The Panthers are 44-24-1 since his arrival and will play in the Super Bowl on Sunday against the Denver Broncos.
Coach Ron Rivera said he sometimes has to remind himself that Kuechly is only 24.
"What more could you ask for than a guy to come in and take the league by storm?" tight end Greg Olsen said. "There is that expectation of what more can he do year-in and year-out? He seems to top himself. He's a special player."
"He's my favorite football player ever," said running back Jonathan Stewart.
The humble Kuechly gets bashful, almost embarrassed, talking about himself — particularly when it comes to his fiery demeanor on the field.
The 6-foot-3, 240-pound Kuechly says he lives by the simple motto of treating other people the way you want to be treated, but acknowledges that kind of goes out the window on game day.
"You can be one guy off the field, but when you get on the field the competitive aspect of who you are takes over," Kuechly said. "It doesn't matter who it is, everyone wants to compete, everyone wants to win and you have to do your best because if you let up for one second something bad will happen to you."
Broncos tight end Owen Daniels calls Kuechly "an animal" on the football field.
"He's sideline-to-sideline, flying around, passing guys, his own teammates, to make tackles," Daniels said. "You see all that stuff on film and it's really impressive."
Then he laughs and says, "Good to know he's a nice guy off the field."
Kuechly has 19 tackles, three pass breakups and two interception returns for touchdowns already this postseason.
Newton never misses a chance to playfully poke a little fun at Kuechly's humble, nice-guy persona.
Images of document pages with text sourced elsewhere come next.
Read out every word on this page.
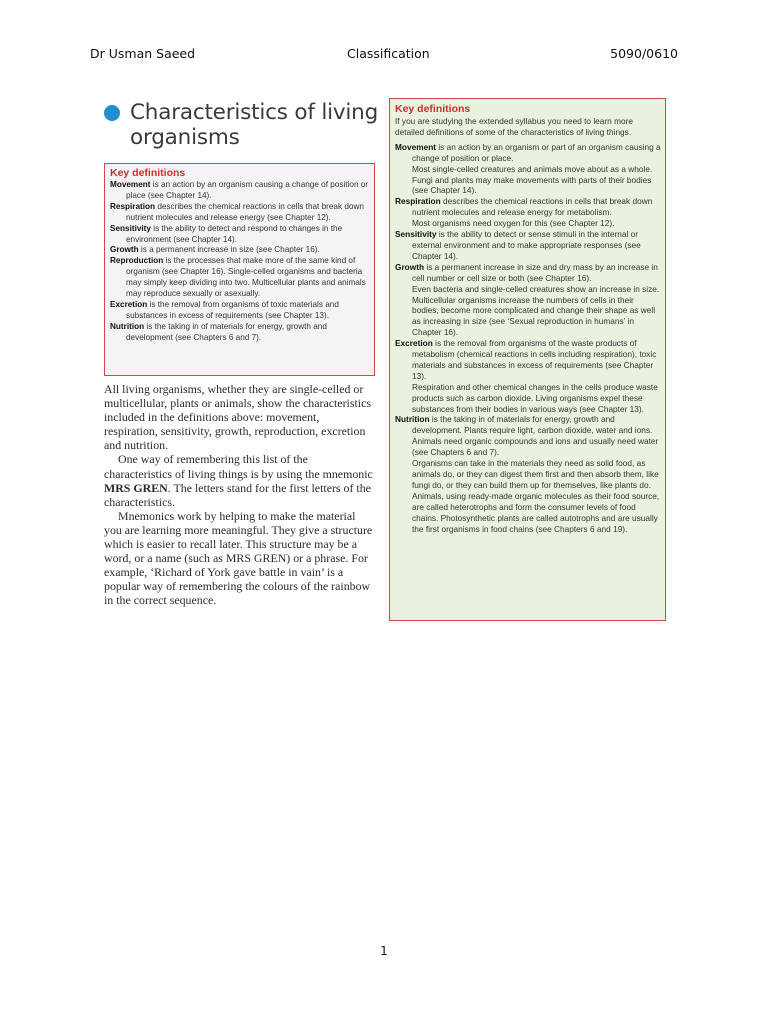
Dr Usman Saeed	Classification	5090/0610
Characteristics of living organisms
Key definitions

Movement is an action by an organism causing a change of position or place (see Chapter 14).

Respiration describes the chemical reactions in cells that break down nutrient molecules and release energy (see Chapter 12).

Sensitivity is the ability to detect and respond to changes in the environment (see Chapter 14).

Growth is a permanent increase in size (see Chapter 16).

Reproduction is the processes that make more of the same kind of organism (see Chapter 16). Single-celled organisms and bacteria may simply keep dividing into two. Multicellular plants and animals may reproduce sexually or asexually.

Excretion is the removal from organisms of toxic materials and substances in excess of requirements (see Chapter 13).

Nutrition is the taking in of materials for energy, growth and development (see Chapters 6 and 7).

All living organisms, whether they are single-celled or multicellular, plants or animals, show the characteristics included in the definitions above: movement, respiration, sensitivity, growth, reproduction, excretion and nutrition.

One way of remembering this list of the characteristics of living things is by using the mnemonic MRS GREN. The letters stand for the first letters of the characteristics.

Mnemonics work by helping to make the material you are learning more meaningful. They give a structure which is easier to recall later. This structure may be a word, or a name (such as MRS GREN) or a phrase. For example, ‘Richard of York gave battle in vain’ is a popular way of remembering the colours of the rainbow in the correct sequence.

Key definitions

If you are studying the extended syllabus you need to learn more detailed definitions of some of the characteristics of living things.

Movement is an action by an organism or part of an organism causing a change of position or place.

Most single-celled creatures and animals move about as a whole. Fungi and plants may make movements with parts of their bodies (see Chapter 14).

Respiration describes the chemical reactions in cells that break down nutrient molecules and release energy for metabolism.

Most organisms need oxygen for this (see Chapter 12).

Sensitivity is the ability to detect or sense stimuli in the internal or external environment and to make appropriate responses (see Chapter 14).

Growth is a permanent increase in size and dry mass by an increase in cell number or cell size or both (see Chapter 16).

Even bacteria and single-celled creatures show an increase in size. Multicellular organisms increase the numbers of cells in their bodies, become more complicated and change their shape as well as increasing in size (see ‘Sexual reproduction in humans’ in Chapter 16).

Excretion is the removal from organisms of the waste products of metabolism (chemical reactions in cells including respiration), toxic materials and substances in excess of requirements (see Chapter 13).

Respiration and other chemical changes in the cells produce waste products such as carbon dioxide. Living organisms expel these substances from their bodies in various ways (see Chapter 13).

Nutrition is the taking in of materials for energy, growth and development. Plants require light, carbon dioxide, water and ions. Animals need organic compounds and ions and usually need water (see Chapters 6 and 7).

Organisms can take in the materials they need as solid food, as animals do, or they can digest them first and then absorb them, like fungi do, or they can build them up for themselves, like plants do. Animals, using ready-made organic molecules as their food source, are called heterotrophs and form the consumer levels of food chains. Photosynthetic plants are called autotrophs and are usually the first organisms in food chains (see Chapters 6 and 19).

1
He was the one that dubbed the seemingly too-good-to-be-true Kuechly "Captain America," in part, to pick on him.
But when the teasing ends, he wants Kuechly on his team.
"Being around Luke makes me better," Newton said. "I haven't been around a lot of people that I can say their preparation, their play, their skillset brings the best out of me. When I see Luke and the work that he puts in from working out to preparing in the classroom and for it to come out on the field, it makes a person like me want to be better."